Ekibin sorumluluğunu alan Abdurrahman Baysangur hocamız maç öncesi futbolcularına duyduğu güveni yansıtarak eksik olan özgüven eksikliğimiz demişti demek ki ekip arkadaşları ile analizi iyi yapmış birlikte kaybolan özgüveni verme adına çalışmışlar.
Böylesine vahim bir tablonun içinde sahada ortaya konan mücadele, oynanan futbol, alınan sonuç Konya antrenörlüğünün varlığının bilgi ve birikiminin yansımasıdır bence.

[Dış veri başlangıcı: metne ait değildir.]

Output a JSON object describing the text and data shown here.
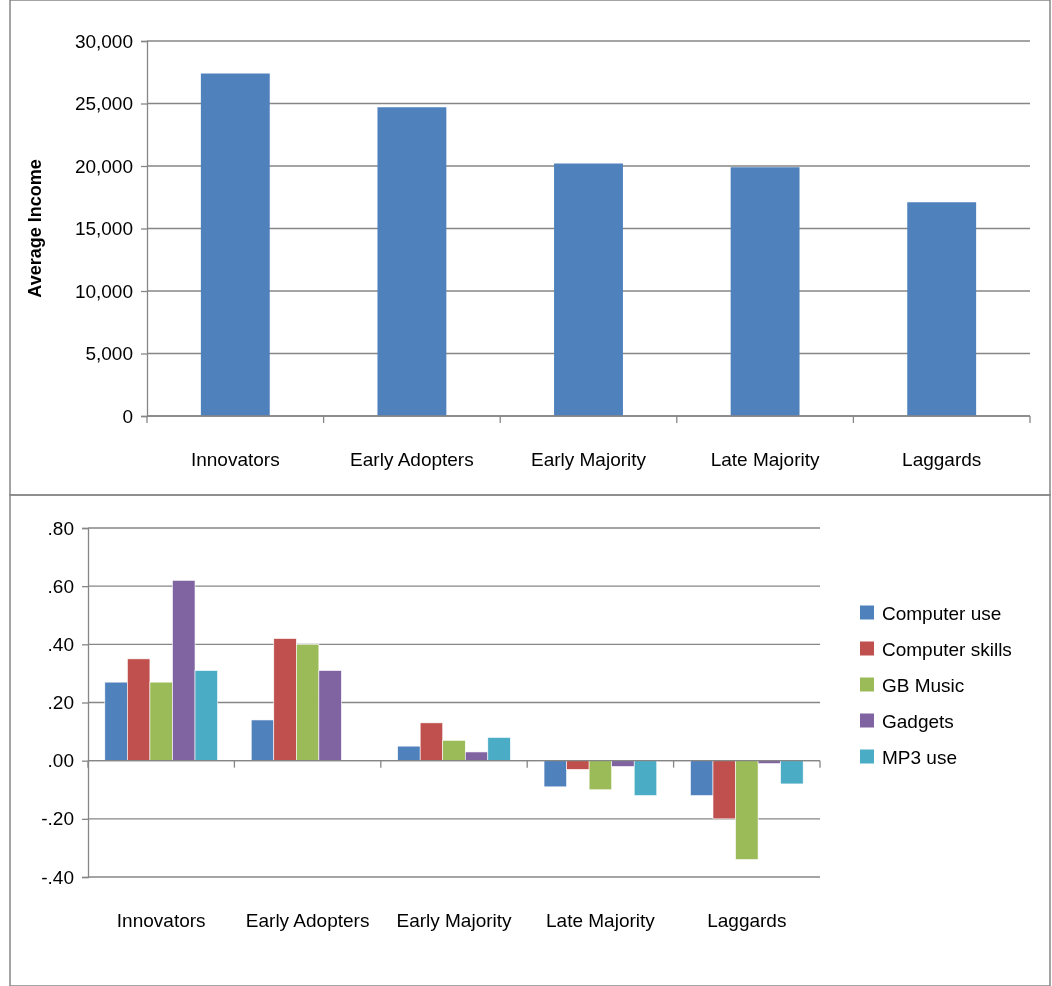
{
  "chart_data": [
    {
      "type": "bar",
      "ylabel": "Average Income",
      "categories": [
        "Innovators",
        "Early Adopters",
        "Early Majority",
        "Late Majority",
        "Laggards"
      ],
      "values": [
        27400,
        24700,
        20200,
        19900,
        17100
      ],
      "color": "#4f81bd",
      "ylim": [
        0,
        30000
      ],
      "yticks": [
        0,
        {
          "value": 5000,
          "label": "5,000"
        },
        {
          "value": 10000,
          "label": "10,000"
        },
        {
          "value": 15000,
          "label": "15,000"
        },
        {
          "value": 20000,
          "label": "20,000"
        },
        {
          "value": 25000,
          "label": "25,000"
        },
        {
          "value": 30000,
          "label": "30,000"
        }
      ],
      "grid": "y",
      "legend": false
    },
    {
      "type": "bar",
      "categories": [
        "Innovators",
        "Early Adopters",
        "Early Majority",
        "Late Majority",
        "Laggards"
      ],
      "series": [
        {
          "name": "Computer use",
          "color": "#4f81bd",
          "values": [
            0.27,
            0.14,
            0.05,
            -0.09,
            -0.12
          ]
        },
        {
          "name": "Computer skills",
          "color": "#c0504d",
          "values": [
            0.35,
            0.42,
            0.13,
            -0.03,
            -0.2
          ]
        },
        {
          "name": "GB Music",
          "color": "#9bbb59",
          "values": [
            0.27,
            0.4,
            0.07,
            -0.1,
            -0.34
          ]
        },
        {
          "name": "Gadgets",
          "color": "#8064a2",
          "values": [
            0.62,
            0.31,
            0.03,
            -0.02,
            -0.01
          ]
        },
        {
          "name": "MP3 use",
          "color": "#4bacc6",
          "values": [
            0.31,
            0,
            0.08,
            -0.12,
            -0.08
          ]
        }
      ],
      "ylim": [
        -0.4,
        0.8
      ],
      "yticks": [
        {
          "value": -0.4,
          "label": "-.40"
        },
        {
          "value": -0.2,
          "label": "-.20"
        },
        {
          "value": 0,
          "label": ".00"
        },
        {
          "value": 0.2,
          "label": ".20"
        },
        {
          "value": 0.4,
          "label": ".40"
        },
        {
          "value": 0.6,
          "label": ".60"
        },
        {
          "value": 0.8,
          "label": ".80"
        }
      ],
      "grid": "y",
      "legend": "right"
    }
  ]
}
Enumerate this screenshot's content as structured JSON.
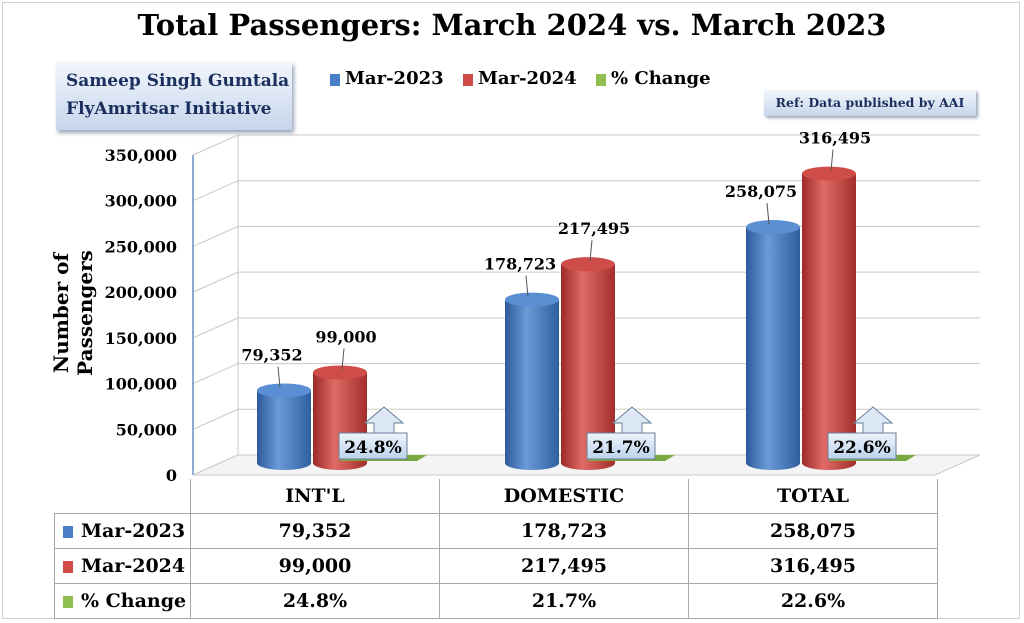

Kayıpsız lideri yaşanılan zor şartlar altında sahadan silmek 7 maçta yok olanı var etmek Konya antrenörünün başarısı, sessiz çığlığı değil de nedir sizce?
Yöneticilerin her zor dönemlerinde sarıldıkları çıkış yolu arayıp buldukları biraz rahatladıklarında unuttukları Konya antrenörü bir kez daha onların eğilen başını kaldırmış biz buradayız, biz varız, bize güvenin mesajını bu günde yenilemişlerdir.
Hem de böylesine ortamda hiç kimsenin sorumluluk alıp cesaret edemeyeceği kararları vererek oynatılmayan gençlere güven duyarak, emek verdiği gencine sahip çıkarak, pilot takım olmanın sorumluluğunu hissederek genç Yunus Emre'yi sahaya sürme yürekliliğini göstererek.
Benim futbolcum, benim antrenörüm dediğimiz, dediğiniz benim takım arkadaşım diye sarıldığınız iyi günümüzü kötü günümüzü paylaştığımız, paylaştığınız bu günkü sonucun mimarları Abdurrahman Baysangur ve ekip arkadaşları alkışlar övgüler size..! Teşekkürler Konya antrenörlüğünün varlığını yansıtan 4 teknik adamımıza..!
Kendi değerlerinize sahip çıkarsanız değerleriniz ile yetenekleriniz korunur, elin adamına sahip çıkarsanız elinizdekiler de kaybolur diye seslenerek, Hz.Mevlana'nın "Kır oğul zinciri; hür gez, hür konuş. Yok mu altından gümüşten bir kurtuluş?" deyişiyle noktayı koyalım.